Reputation: 84
I'm aiming to get my hands dirty by slowly scaling using LSTMs. However in the initial stages now, I'm trying to implement a Youtube LSTM sentiment analyzer using Keras. While searching for the resources available to aid me, I came across the IMDB sentiment analysis dataset and LSTM code. While it works great for longer inputs, shorter inputs don't do so well. The code is here at https://github.com/keras-team/keras/blob/master/examples/imdb_lstm.py
Upon saving the Keras model and building a prediction module for this data with this code
model = load_model('ytsentanalysis.h5')
print("Enter text")
text=input()
list=text_to_word_sequence(text,filters='!"#$%&()*+,-./:;<=>?@[\\]^_`{|}~\t\n',lower=True,split=" ")
print(list)
word_index = imdb.get_word_index()
x_test = [[word_index[w] for w in list if w in word_index]]
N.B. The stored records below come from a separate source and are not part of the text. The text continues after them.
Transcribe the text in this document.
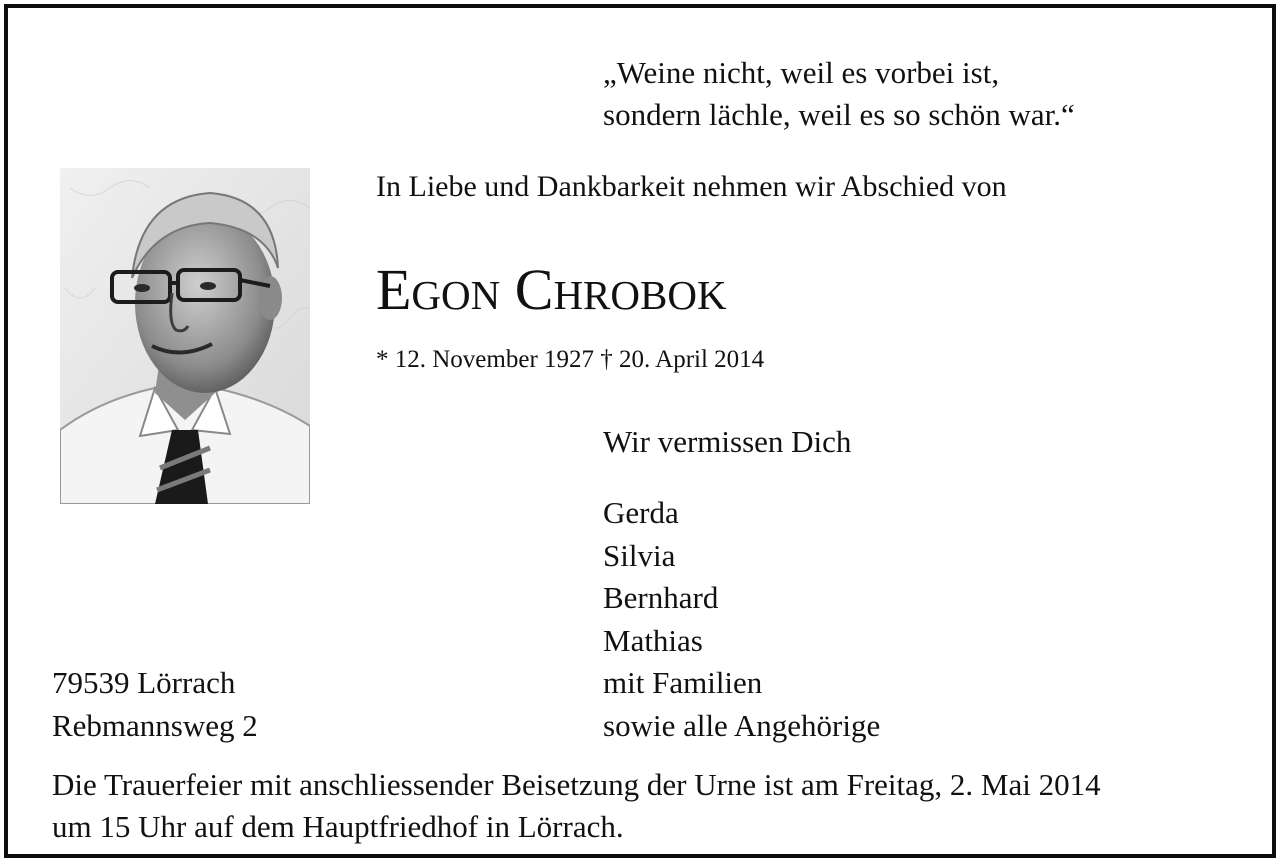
„Weine nicht, weil es vorbei ist,
sondern lächle, weil es so schön war.“
In Liebe und Dankbarkeit nehmen wir Abschied von
Egon Chrobok
* 12. November 1927 † 20. April 2014
Wir vermissen Dich
Gerda
Silvia
Bernhard
Mathias
mit Familien
sowie alle Angehörige
79539 Lörrach
Rebmannsweg 2
Die Trauerfeier mit anschliessender Beisetzung der Urne ist am Freitag, 2. Mai 2014
um 15 Uhr auf dem Hauptfriedhof in Lörrach.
prediction=model.predict(x_test)
print(prediction)
I feed in various inputs such as 'bad video' 'fantastic amazing' or 'good great' 'terrible bad'. The outputs range from close to 1 for similarly bad themed inputs and I've seen a 0.3ish prediction for a good themed input. I'd expect it should be closer to 1 for positive and closer to 0 for negative.
In an effort to solve this problem, I limited maxlen=20 while training and predicting because Youtube comments are much shorter, with the same code run again. This time the probabilities during prediction were all e^insert large negative power here
Is there no way I can adapt and reuse the existing dataset? If not, since labeled Youtube comment datasets aren't as extensive, should I use something like a Twitter comment dataset at the expense of losing the efficiency of the pre-built IMDB input modules in Keras? And is there any way I can see the code for those modules?
Thank you in advance for answering all these questions.
Upvotes: 1
Views: 775
Reputation: 541
The difference between the IMDb dataset and YouTube comments is quite different since the movie reviews are quite long and extensive compared to comments and tweets.
It may be more helpful to train a model on a publicly available dataset (e.g. Tweets, that may be more inline with YT comments). You can then use the pre-trained model and fine-tune it on your YT comments dataset. Utilising some pre-trained word embeddings can be useful as well, such as GloVe and word2vec.
Alternatively, you can look into using NLTK to analyse the comments instead.
Upvotes: 1